Meet Olivia and Joe, our bee researchers

Image of researchers in monument area.

Olivia and Joe are an amazing pair of researchers to be working with on a project like this. Their knowledge of bees is astounding; their passion for bees is inspiring. To get just a flavor of what they bring to the study of these little creatures, check out the book they co-authored – literally “the book” on bees in North America – filled with amazing photographs they’ve captured over the years.

But it’s not as if either Olivia or Joe were necessarily destined for melittological* greatness. So how did they end up at the Grand Staircase-Escalante National Monument in the early 2000s doing such important work?

Image of Olivia in monument area.

“I never thought to myself: I’m going to go to college and I’m going to learn about bees,” says Olivia. “That wasn’t really the plan.”

Olivia’s plan, such as it existed, was to find a career that paid her to spend time outside – and becoming a biologist was just the ticket. But as a freshman she had to find a job to make ends meet while in pursuit of her goals. The bulletin boards on campus were tacked full of “now hiring” notes fringed with tear-off phone numbers for countless different opportunities.

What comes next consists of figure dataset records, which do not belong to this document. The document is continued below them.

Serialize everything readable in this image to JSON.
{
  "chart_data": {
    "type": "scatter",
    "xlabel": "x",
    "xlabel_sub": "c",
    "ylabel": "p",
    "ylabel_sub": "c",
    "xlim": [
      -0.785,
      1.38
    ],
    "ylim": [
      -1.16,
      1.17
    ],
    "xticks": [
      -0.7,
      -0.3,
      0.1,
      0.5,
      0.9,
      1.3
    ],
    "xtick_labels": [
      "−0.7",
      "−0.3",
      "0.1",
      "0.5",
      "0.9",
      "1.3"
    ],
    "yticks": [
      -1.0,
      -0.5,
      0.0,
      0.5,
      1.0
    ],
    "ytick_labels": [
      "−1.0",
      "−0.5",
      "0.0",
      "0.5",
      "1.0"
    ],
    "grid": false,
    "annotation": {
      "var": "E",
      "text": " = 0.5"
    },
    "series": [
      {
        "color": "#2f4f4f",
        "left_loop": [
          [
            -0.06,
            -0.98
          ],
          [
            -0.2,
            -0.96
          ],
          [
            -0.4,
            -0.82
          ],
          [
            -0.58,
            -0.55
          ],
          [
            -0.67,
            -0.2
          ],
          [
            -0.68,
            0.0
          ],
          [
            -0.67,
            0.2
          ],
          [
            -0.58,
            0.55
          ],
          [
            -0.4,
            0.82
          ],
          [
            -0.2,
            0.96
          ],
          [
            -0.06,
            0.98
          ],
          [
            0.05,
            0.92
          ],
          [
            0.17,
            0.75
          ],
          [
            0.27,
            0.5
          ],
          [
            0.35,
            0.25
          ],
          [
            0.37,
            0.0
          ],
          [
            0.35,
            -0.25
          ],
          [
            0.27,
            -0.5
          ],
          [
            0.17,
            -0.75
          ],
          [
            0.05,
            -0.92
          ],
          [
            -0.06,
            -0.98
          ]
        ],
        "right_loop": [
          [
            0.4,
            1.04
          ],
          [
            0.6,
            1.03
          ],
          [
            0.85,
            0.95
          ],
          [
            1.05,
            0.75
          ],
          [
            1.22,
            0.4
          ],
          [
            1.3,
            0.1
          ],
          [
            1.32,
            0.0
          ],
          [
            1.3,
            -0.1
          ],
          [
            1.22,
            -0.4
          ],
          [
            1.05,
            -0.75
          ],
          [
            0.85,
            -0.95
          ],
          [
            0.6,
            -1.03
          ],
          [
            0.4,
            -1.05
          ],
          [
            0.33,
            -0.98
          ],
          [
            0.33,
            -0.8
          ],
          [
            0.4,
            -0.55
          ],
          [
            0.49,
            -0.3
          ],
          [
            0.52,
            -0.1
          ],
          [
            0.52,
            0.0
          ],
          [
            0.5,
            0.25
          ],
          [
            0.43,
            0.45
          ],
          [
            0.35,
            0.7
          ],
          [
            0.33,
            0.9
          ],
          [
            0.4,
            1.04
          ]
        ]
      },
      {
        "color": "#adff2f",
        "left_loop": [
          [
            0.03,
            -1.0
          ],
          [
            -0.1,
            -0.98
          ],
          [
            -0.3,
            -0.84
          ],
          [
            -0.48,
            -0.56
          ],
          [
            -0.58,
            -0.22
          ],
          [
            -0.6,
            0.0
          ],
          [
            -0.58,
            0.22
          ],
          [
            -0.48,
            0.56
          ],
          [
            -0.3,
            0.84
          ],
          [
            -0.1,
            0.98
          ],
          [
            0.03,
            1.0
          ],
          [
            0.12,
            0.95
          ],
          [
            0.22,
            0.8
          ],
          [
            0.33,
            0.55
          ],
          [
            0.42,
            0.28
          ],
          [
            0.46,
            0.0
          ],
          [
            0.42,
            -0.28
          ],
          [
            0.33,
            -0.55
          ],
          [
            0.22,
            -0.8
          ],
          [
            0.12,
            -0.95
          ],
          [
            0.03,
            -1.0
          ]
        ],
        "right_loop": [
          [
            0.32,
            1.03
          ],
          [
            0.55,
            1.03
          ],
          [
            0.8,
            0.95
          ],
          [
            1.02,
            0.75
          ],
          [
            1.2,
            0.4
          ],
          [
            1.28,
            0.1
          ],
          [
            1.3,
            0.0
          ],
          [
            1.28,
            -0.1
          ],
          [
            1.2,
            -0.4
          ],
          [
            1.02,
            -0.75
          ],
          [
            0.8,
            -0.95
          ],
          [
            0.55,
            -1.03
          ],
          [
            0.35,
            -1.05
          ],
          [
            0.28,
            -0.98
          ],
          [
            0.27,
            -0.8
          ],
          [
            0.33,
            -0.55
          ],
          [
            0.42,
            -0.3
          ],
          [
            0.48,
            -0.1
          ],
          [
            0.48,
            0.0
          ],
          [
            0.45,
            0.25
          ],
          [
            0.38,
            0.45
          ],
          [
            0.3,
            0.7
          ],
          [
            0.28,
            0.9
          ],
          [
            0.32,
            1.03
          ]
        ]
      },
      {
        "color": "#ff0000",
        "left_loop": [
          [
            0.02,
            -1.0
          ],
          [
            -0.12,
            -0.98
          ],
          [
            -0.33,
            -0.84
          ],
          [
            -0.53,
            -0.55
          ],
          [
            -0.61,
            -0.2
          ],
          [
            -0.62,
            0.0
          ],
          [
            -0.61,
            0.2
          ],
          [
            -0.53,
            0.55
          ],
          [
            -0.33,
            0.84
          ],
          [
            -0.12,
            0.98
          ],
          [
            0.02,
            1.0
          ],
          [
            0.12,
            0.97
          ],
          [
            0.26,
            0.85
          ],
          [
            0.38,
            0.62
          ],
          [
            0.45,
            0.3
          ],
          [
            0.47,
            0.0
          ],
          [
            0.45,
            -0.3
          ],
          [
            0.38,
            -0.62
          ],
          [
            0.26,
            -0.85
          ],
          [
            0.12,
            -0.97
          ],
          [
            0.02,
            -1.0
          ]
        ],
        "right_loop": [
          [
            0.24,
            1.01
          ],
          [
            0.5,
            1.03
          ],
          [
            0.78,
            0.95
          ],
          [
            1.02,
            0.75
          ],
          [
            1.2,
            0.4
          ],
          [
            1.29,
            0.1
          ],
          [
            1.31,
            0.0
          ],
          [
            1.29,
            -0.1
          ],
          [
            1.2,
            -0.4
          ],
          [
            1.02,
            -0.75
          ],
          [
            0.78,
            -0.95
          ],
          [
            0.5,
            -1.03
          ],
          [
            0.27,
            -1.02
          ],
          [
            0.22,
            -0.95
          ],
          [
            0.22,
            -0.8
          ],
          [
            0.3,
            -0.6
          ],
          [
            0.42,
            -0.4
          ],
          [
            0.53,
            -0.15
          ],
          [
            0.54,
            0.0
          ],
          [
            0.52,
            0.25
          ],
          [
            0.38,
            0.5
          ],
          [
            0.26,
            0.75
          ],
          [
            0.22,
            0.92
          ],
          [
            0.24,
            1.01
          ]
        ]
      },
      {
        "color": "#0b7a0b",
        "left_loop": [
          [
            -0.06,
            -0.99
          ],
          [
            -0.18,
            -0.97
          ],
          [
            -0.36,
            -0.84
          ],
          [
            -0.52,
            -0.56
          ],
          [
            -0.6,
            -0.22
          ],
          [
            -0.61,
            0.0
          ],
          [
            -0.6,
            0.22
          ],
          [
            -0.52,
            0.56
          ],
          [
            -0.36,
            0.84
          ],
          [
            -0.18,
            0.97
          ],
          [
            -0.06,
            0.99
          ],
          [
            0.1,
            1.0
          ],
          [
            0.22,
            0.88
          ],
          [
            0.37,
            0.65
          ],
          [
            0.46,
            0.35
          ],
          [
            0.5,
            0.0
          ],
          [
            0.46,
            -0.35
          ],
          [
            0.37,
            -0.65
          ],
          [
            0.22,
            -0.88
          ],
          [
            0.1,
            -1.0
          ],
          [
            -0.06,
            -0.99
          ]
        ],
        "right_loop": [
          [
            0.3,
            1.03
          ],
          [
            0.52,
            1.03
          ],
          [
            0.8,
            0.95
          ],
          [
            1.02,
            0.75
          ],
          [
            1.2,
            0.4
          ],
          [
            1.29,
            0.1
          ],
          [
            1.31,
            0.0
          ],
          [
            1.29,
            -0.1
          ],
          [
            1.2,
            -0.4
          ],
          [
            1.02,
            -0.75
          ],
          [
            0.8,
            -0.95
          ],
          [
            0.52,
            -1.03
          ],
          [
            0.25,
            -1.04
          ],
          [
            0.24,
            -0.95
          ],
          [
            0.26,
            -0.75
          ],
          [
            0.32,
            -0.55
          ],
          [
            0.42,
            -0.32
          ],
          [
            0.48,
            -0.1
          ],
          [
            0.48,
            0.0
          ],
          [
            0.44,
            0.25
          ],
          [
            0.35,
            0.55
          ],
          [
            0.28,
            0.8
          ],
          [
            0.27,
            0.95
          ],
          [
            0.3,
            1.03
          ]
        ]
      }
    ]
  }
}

“But there was one that said something about a museum and bees or something,” recalls Olivia. And the pay was higher than all of the others. “So that seemed pretty good.”

She applied for and got the job – which turned out to be a position working in a giant museum of bees. “These were all bees on pins, specimens from around the world,” she says. There were brilliant green and blue bees; huge bees and tiny bees; bees with tongues so long that they wrapped all the way around their bodies. “They were beautiful and intriguing and not at all what I expected. And I got paid to have to look through these drawers all of the time.”

Very quickly her boss (and later her mentor) recognized that this was more than just part-time employment for Olivia. So when he received funding to do a survey of the bees in Pinnacles National Monument in California, her boss asked Olivia if she would like to be the collector.

Olivia jumped at the opportunity. “I would go out with a net and hike the trails and collect bees,” she says. “I had to camp for three months straight which was like a dream come true! My life was perfect! By the end, I was insanely hooked on learning more about bees.”

Right around the end of Olivia’s senior year, Grand Staircase-Escalante was officially designated as a monument; the land was specifically set aside as a place for scientific research. Olivia and her mentor put together a proposal to do a big, intense bee survey of the area. “Definitely bigger and more intense than what I’d done in Pinnacles,” she says.

Needless to say, they got the funding. The project ran for four years (2000-2003), and the knowledge it produced is the basis for the research we’re returning to do this spring.

Image of Joe in monument area.

Joe’s story is a little different in that, for as long as he can remember, he’s always been interested in insects. In fact, he grew up wanting his backyard to be a nature sanctuary, and spent his time looking under rocks and logs for creatures that populated his homemade preserve.

But like Olivia, Joe was drawn to bees later in life for practical reasons.

“I got into bees because in college I met this girl that I was interested in,” he says with an unabashed smile. The girl’s name was Lindsey, and she and Joe are now married with a family. “She came back from a summer-long job in the Grand Staircase National Monument. I liked her so I volunteered in the lab she worked in and it happened to be the bee lab.”

The job in the monument was, of course, surveying bees. And their lab boss was Olivia.

“Lindsey told me I ought to consider hiring this guy Joe for the next year because he was totally into natural history, he was great with a net, and he already had his own insect collection,” recalls Olivia. So she interviewed Joe and quickly brought him on board. The following summer, he was out in the monument helping uncover this amazing world of bees.

“That experience worked out pretty well for them,” Olivia says with a smile.

It worked out well for all of us. Because of Olivia and Joe – and Lindsey and the entire team they’ve worked with – we now have incredible insight into this hotspot of bee diversity. And the bees have two smart and passionate advocates in their corner.

You can read more about Olivia and Joe on our Team page.

* melittology (mel·​it·​tol·​o·​gy | \meləˈtäləjē\) n. a branch of entomology concerning the scientific study of bees.